Image
Author by : Merahputih.com/Rizki Fitrianto

Sejumlah anggota satuan Polisi Pamong Praja Kota Tangerang mempersiapkan barang bukti miras yang akan di musnahkan di halaman gedung Pemerintahan Kota Tangerang, Selasa, (23/5). Dari hasil operasi didapatkan 15.254 botol miras, 25 bungkus miras, 7 jerigen, 39 tong dan narkotika jenis sabu 18,36 gram. Merahputih.com/Rizki Fitrianto.

Image
Author by : Merahputih.com/Rizki Fitrianto

Seorang anggota satuan Polisi Pamong Praja berjalan diatas tumpukan botol minuman keras yang akan dimusnahkan, puluhan ribu barang bukti tersebut terjaring operasi terpadu yang digelar Polres Metro Tangerang Kota bersama Pemkot Tangerang karena melanggar Perda Nomor 7 Tahun 2005 Kota Tangerang Tentang Minuman Keras.

Image
Author by : Merahputih.com/Rizki Fitrianto

Walikota Tangerang Arief Wismansyah dan Kapolres Metro Tangerang Kota Kombes Pol.

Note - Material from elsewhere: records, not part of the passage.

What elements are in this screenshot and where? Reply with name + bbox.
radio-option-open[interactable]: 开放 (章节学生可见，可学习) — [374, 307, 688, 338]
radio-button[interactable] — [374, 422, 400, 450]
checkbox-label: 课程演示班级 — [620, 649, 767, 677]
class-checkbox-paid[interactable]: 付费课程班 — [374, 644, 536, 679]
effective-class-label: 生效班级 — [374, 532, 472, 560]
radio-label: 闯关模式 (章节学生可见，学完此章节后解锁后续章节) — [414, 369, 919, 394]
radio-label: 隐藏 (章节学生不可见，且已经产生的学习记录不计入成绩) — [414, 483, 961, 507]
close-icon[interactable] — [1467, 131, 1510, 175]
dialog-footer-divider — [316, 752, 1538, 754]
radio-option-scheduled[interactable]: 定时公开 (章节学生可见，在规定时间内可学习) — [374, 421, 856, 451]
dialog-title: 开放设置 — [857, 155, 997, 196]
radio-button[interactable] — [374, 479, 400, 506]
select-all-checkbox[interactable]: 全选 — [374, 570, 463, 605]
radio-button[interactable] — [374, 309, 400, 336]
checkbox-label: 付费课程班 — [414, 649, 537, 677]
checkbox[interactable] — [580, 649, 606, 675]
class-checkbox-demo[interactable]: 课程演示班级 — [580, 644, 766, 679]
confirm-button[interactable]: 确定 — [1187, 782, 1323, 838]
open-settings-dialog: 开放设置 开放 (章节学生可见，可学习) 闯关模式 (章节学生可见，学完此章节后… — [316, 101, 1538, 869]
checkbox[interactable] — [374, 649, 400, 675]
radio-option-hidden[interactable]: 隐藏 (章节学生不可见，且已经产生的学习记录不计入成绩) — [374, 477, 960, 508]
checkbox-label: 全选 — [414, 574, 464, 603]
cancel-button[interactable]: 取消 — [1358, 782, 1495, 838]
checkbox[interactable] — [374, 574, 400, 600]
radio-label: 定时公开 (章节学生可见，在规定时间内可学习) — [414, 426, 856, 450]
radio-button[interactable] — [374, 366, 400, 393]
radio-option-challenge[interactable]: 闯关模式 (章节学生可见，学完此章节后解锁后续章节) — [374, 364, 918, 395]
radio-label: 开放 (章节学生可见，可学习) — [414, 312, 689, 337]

Harry Kurniawan bersama sejumlah anggota Muspida tingkat II memusnahkan botol minuman keras hasil operasi terpadu menjelang bulan suci Ramadan.

Image
Author by : Merahputih.com/Rizki Fitrianto

Bersama Kapolres Metro Tangerang Kota Kombes Pol Harry Kurniawan dan Kasat Pol PP Kota Tangerang Mumung Nurwana, Walikota Tangerang Arief Wismansyah memusnahkan ribuan botol minuman keras dengan menggunakan kendaraan alat berat di halaman gedung Pusat Pemerintahan Kota Tangerang.

Image
Author by : Merahputih.com/Rizki Fitrianto

Seusai memusnahkan barang bukti miras, (dari kiri ke kanan) Kapolres Metro Tangerang Kota Kombes Pol Harry Kurniawan, Kepala Kejaksaan Negeri Tangerang Edyward Kaban, Walikota Tangerang Arief Wismansyah, Wakil Walikota Tangerang Sahrudin, Ketua DPRD Kota Tangerang Suparmi, dan Dandim 0506 Tangerang Letkol Inf M. Imam Gogor A.A menandatangani penyataan sikap untuk menindak tegas siapa saja yang akan memecah belah persatuan kesatuan bangsa dan NKRI.